On Dec. 27 last year, the Taiwan High Court opened a hearing on the men’s request for NT$20 million (US$686,600) in compensation for wrongful conviction and imprisonment, the first time such a suit had been filed in Taiwan. On Wednesday the court ruled that instead of the maximum compensation possible, the men should receive about NT$5 million each for the 4,170 days they spent behind bars, in accordance with the Act for Compensating Wrongful Detentions and Executions (刑事補償法).
The court said that among the factors taken into consideration were that the three were 19 when they were detained, the roles they played in the case, their degrees of responsibility for their detention and their levels of education. The court said that since the police had not tortured them, their confessions had given investigators and the courts reasonable cause to believe they were involved in the case, and the men therefore bore some responsibility for their detention.
However, the men have long claimed that their confessions were made after being tortured. Liu has told of how police officers forced him to hold a telephone book to his chest as they struck him repeatedly with a hammer, as well as hanging him upside down and pouring water and urine down his throat. Su and Chuang have also told of being beaten, of being doused with urine and having electrodes applied to their genitals.

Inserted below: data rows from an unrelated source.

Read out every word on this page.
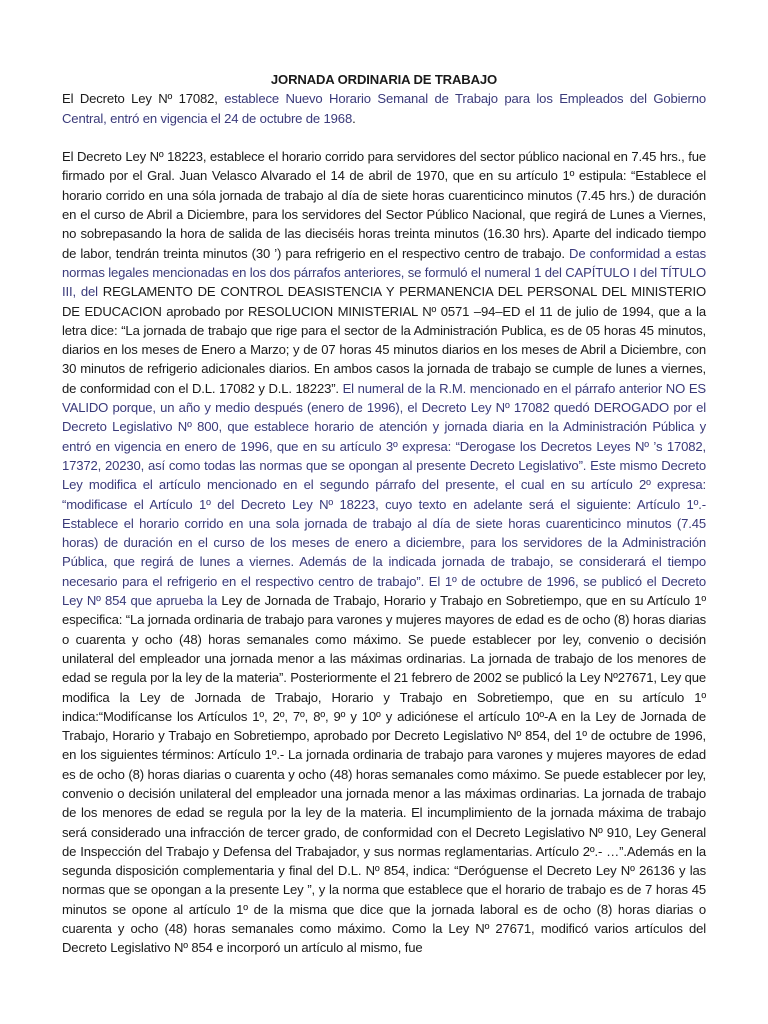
JORNADA ORDINARIA DE TRABAJO

El Decreto Ley Nº 17082, establece Nuevo Horario Semanal de Trabajo para los Empleados del Gobierno Central, entró en vigencia el 24 de octubre de 1968.

El Decreto Ley Nº 18223, establece el horario corrido para servidores del sector público nacional en 7.45 hrs., fue firmado por el Gral. Juan Velasco Alvarado el 14 de abril de 1970, que en su artículo 1º estipula: “Establece el horario corrido en una sóla jornada de trabajo al día de siete horas cuarenticinco minutos (7.45 hrs.) de duración en el curso de Abril a Diciembre, para los servidores del Sector Público Nacional, que regirá de Lunes a Viernes, no sobrepasando la hora de salida de las dieciséis horas treinta minutos (16.30 hrs). Aparte del indicado tiempo de labor, tendrán treinta minutos (30 ’) para refrigerio en el respectivo centro de trabajo. De conformidad a estas normas legales mencionadas en los dos párrafos anteriores, se formuló el numeral 1 del CAPÍTULO I del TÍTULO III, del REGLAMENTO DE CONTROL DEASISTENCIA Y PERMANENCIA DEL PERSONAL DEL MINISTERIO DE EDUCACION aprobado por RESOLUCION MINISTERIAL Nº 0571 –94–ED el 11 de julio de 1994, que a la letra dice: “La jornada de trabajo que rige para el sector de la Administración Publica, es de 05 horas 45 minutos, diarios en los meses de Enero a Marzo; y de 07 horas 45 minutos diarios en los meses de Abril a Diciembre, con 30 minutos de refrigerio adicionales diarios. En ambos casos la jornada de trabajo se cumple de lunes a viernes, de conformidad con el D.L. 17082 y D.L. 18223”. El numeral de la R.M. mencionado en el párrafo anterior NO ES VALIDO porque, un año y medio después (enero de 1996), el Decreto Ley Nº 17082 quedó DEROGADO por el Decreto Legislativo Nº 800, que establece horario de atención y jornada diaria en la Administración Pública y entró en vigencia en enero de 1996, que en su artículo 3º expresa: “Derogase los Decretos Leyes Nº ’s 17082, 17372, 20230, así como todas las normas que se opongan al presente Decreto Legislativo”. Este mismo Decreto Ley modifica el artículo mencionado en el segundo párrafo del presente, el cual en su artículo 2º expresa: “modificase el Artículo 1º del Decreto Ley Nº 18223, cuyo texto en adelante será el siguiente: Artículo 1º.- Establece el horario corrido en una sola jornada de trabajo al día de siete horas cuarenticinco minutos (7.45 horas) de duración en el curso de los meses de enero a diciembre, para los servidores de la Administración Pública, que regirá de lunes a viernes. Además de la indicada jornada de trabajo, se considerará el tiempo necesario para el refrigerio en el respectivo centro de trabajo”. El 1º de octubre de 1996, se publicó el Decreto Ley Nº 854 que aprueba la Ley de Jornada de Trabajo, Horario y Trabajo en Sobretiempo, que en su Artículo 1º especifica: “La jornada ordinaria de trabajo para varones y mujeres mayores de edad es de ocho (8) horas diarias o cuarenta y ocho (48) horas semanales como máximo. Se puede establecer por ley, convenio o decisión unilateral del empleador una jornada menor a las máximas ordinarias. La jornada de trabajo de los menores de edad se regula por la ley de la materia”. Posteriormente el 21 febrero de 2002 se publicó la Ley Nº27671, Ley que modifica la Ley de Jornada de Trabajo, Horario y Trabajo en Sobretiempo, que en su artículo 1º indica:“Modifícanse los Artículos 1º, 2º, 7º, 8º, 9º y 10º y adiciónese el artículo 10º-A en la Ley de Jornada de Trabajo, Horario y Trabajo en Sobretiempo, aprobado por Decreto Legislativo Nº 854, del 1º de octubre de 1996, en los siguientes términos: Artículo 1º.- La jornada ordinaria de trabajo para varones y mujeres mayores de edad es de ocho (8) horas diarias o cuarenta y ocho (48) horas semanales como máximo. Se puede establecer por ley, convenio o decisión unilateral del empleador una jornada menor a las máximas ordinarias. La jornada de trabajo de los menores de edad se regula por la ley de la materia. El incumplimiento de la jornada máxima de trabajo será considerado una infracción de tercer grado, de conformidad con el Decreto Legislativo Nº 910, Ley General de Inspección del Trabajo y Defensa del Trabajador, y sus normas reglamentarias. Artículo 2º.- …”.Además en la segunda disposición complementaria y final del D.L. Nº 854, indica: “Deróguense el Decreto Ley Nº 26136 y las normas que se opongan a la presente Ley ”, y la norma que establece que el horario de trabajo es de 7 horas 45 minutos se opone al artículo 1º de la misma que dice que la jornada laboral es de ocho (8) horas diarias o cuarenta y ocho (48) horas semanales como máximo. Como la Ley Nº 27671, modificó varios artículos del Decreto Legislativo Nº 854 e incorporó un artículo al mismo, fue
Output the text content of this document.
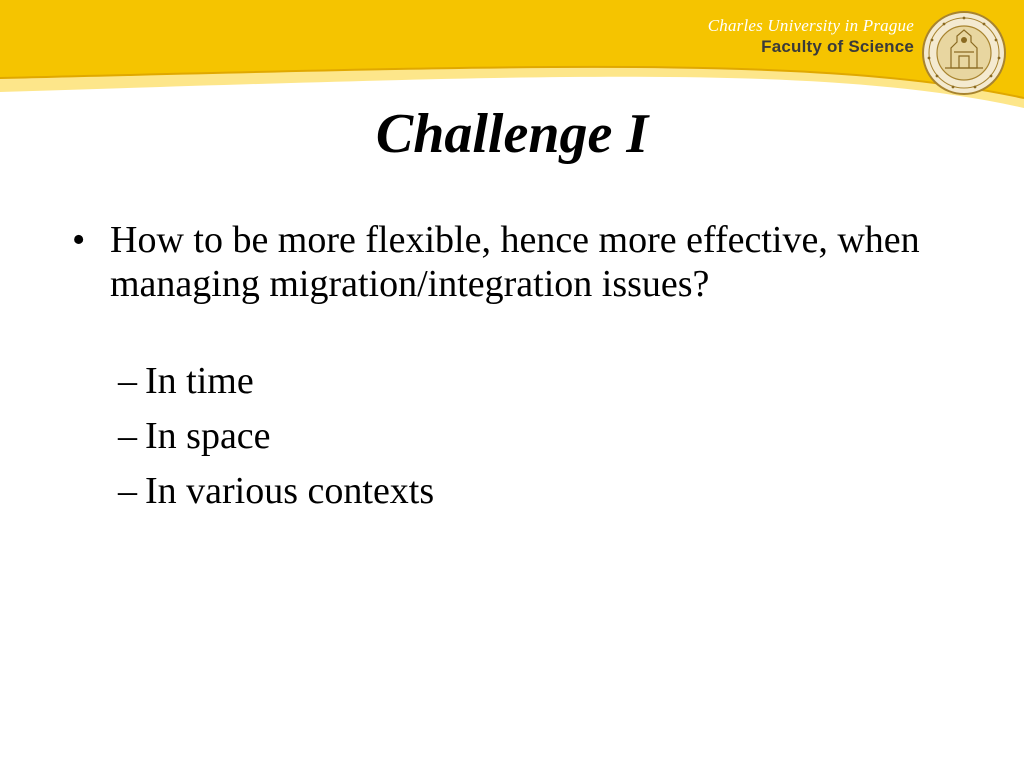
Charles University in Prague
Faculty of Science
Challenge I
• How to be more flexible, hence more effective, when managing migration/integration issues?
– In time
– In space
– In various contexts
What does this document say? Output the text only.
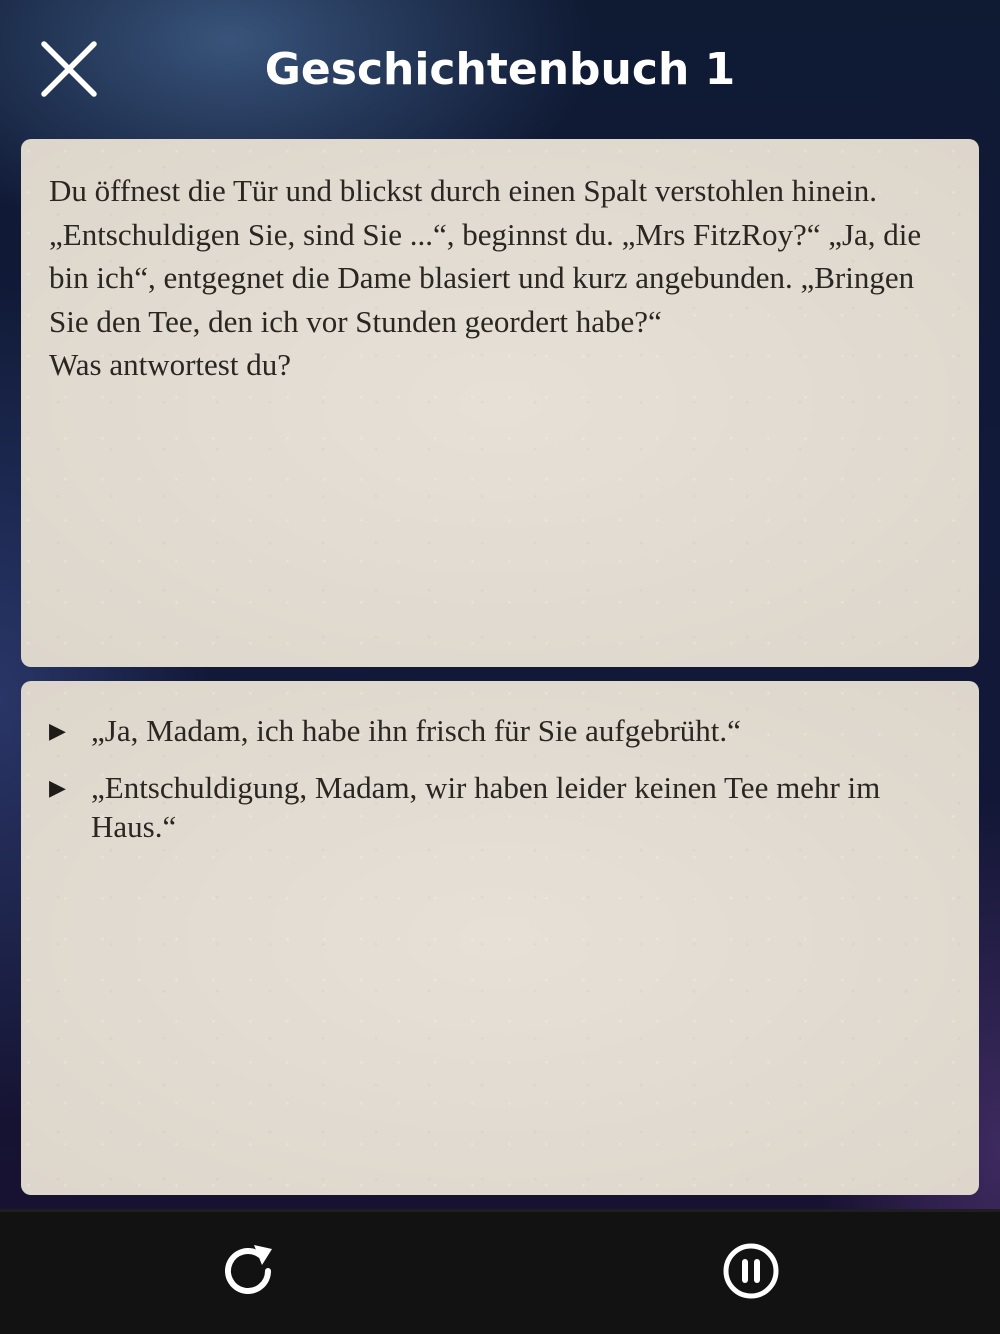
Geschichtenbuch 1

Du öffnest die Tür und blickst durch einen Spalt verstohlen hinein.
„Entschuldigen Sie, sind Sie ...“, beginnst du. „Mrs FitzRoy?“ „Ja, die
bin ich“, entgegnet die Dame blasiert und kurz angebunden. „Bringen
Sie den Tee, den ich vor Stunden geordert habe?“
Was antwortest du?

▶ „Ja, Madam, ich habe ihn frisch für Sie aufgebrüht.“
▶ „Entschuldigung, Madam, wir haben leider keinen Tee mehr im Haus.“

If that is not torture, what is?
A Control Yuan investigation into alleged wrongdoings in the case, begun in March 1995, confirmed there were serious flaws at all levels — from the Hsichih police and the Shilin District Court up to the High Court. There were so many flaws that then-prosecutor-general Chen Han (陳涵) made three extraordinary appeals to the Supreme Court over the convictions, all of which were rejected before the High Court decided in May 2000 to reopen the case.
The Hsichih Trio case has been the nation’s most controversial criminal saga. The Judicial Reform Foundation said the case “prompted a revolution in criminal procedure law regarding confessions and interrogations,” and “punctured the myth that the judicial system never makes mistakes in death penalty cases.”
The trio’s lawyers have said they will appeal the compensation verdict, but no amount of compensation will ever make up for what these men have endured. However, to continue to blame them for confessions made under torture adds insult to injury.
“I’ve never been happy since I was 19,” Su was once quoted as saying.
No one should be happy with the state of the nation’s judicial system until this travesty is concluded by the men receiving the maximum compensation provided by law.